Stratio / cassandra-lucene-index

Lucene based secondary indexes for Cassandra
Apache License 2.0
600 stars 170 forks source link

Indexing is taking too long for a 2 GB data ? anything can be done?? #391

Open nirmalsinghkps opened 6 years ago

nirmalsinghkps commented 6 years ago

For a 2 GB data with 3 columns trying to index , its keep on running at back ground been more than 6 hours Still I dont see entry at system."IndexInfo" , quite confused on whats happening at back ground and is this plugin a right candidate for heavy tables with huge data.

**1. How to know the progress of index creation ?

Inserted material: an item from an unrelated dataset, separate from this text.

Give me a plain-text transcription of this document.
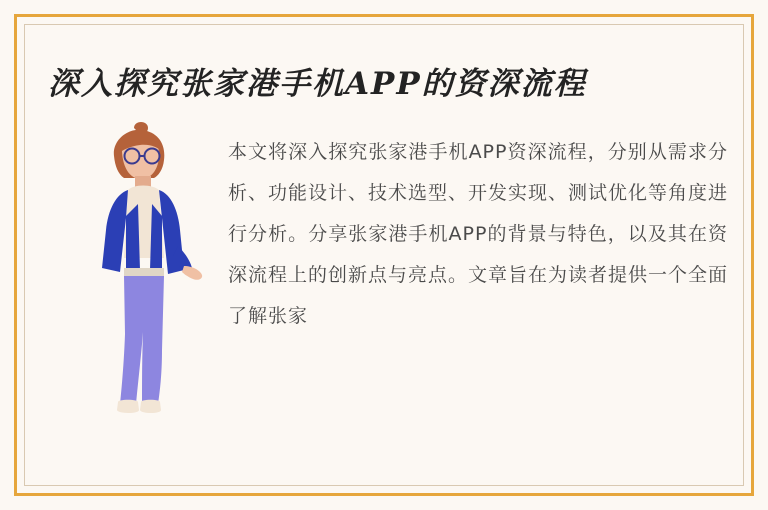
深入探究张家港手机APP的资深流程
本文将深入探究张家港手机APP资深流程，分别从需求分析、功能设计、技术选型、开发实现、测试优化等角度进行分析。分享张家港手机APP的背景与特色，以及其在资深流程上的创新点与亮点。文章旨在为读者提供一个全面了解张家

  1. How frequent this index will be updated , after its FIRST indexing ?
  2. Is this plugin an ideal candidate to index when a table has more than 250 Gb of data**
phambryan commented 6 years ago
  1. You can watch the progress by modifying trace statements to INFO. Recompile the plugin. https://github.com/Stratio/cassandra-lucene-index/blob/branch-3.0.14/plugin/src/main/scala/com/stratio/cassandra/lucene/IndexWriter.scala

  2. This is depending on your settings. But default refresh is triggered every 60s scanning for updates.

  3. This is a partitioning. Keep your partition size no larger than 10G (C* 3.11) with strong CPU/NVME storage. 250G is a lot of data if you're doing 128k columns that's still 2M rows; so only index what you need, and use filter to narrow data set.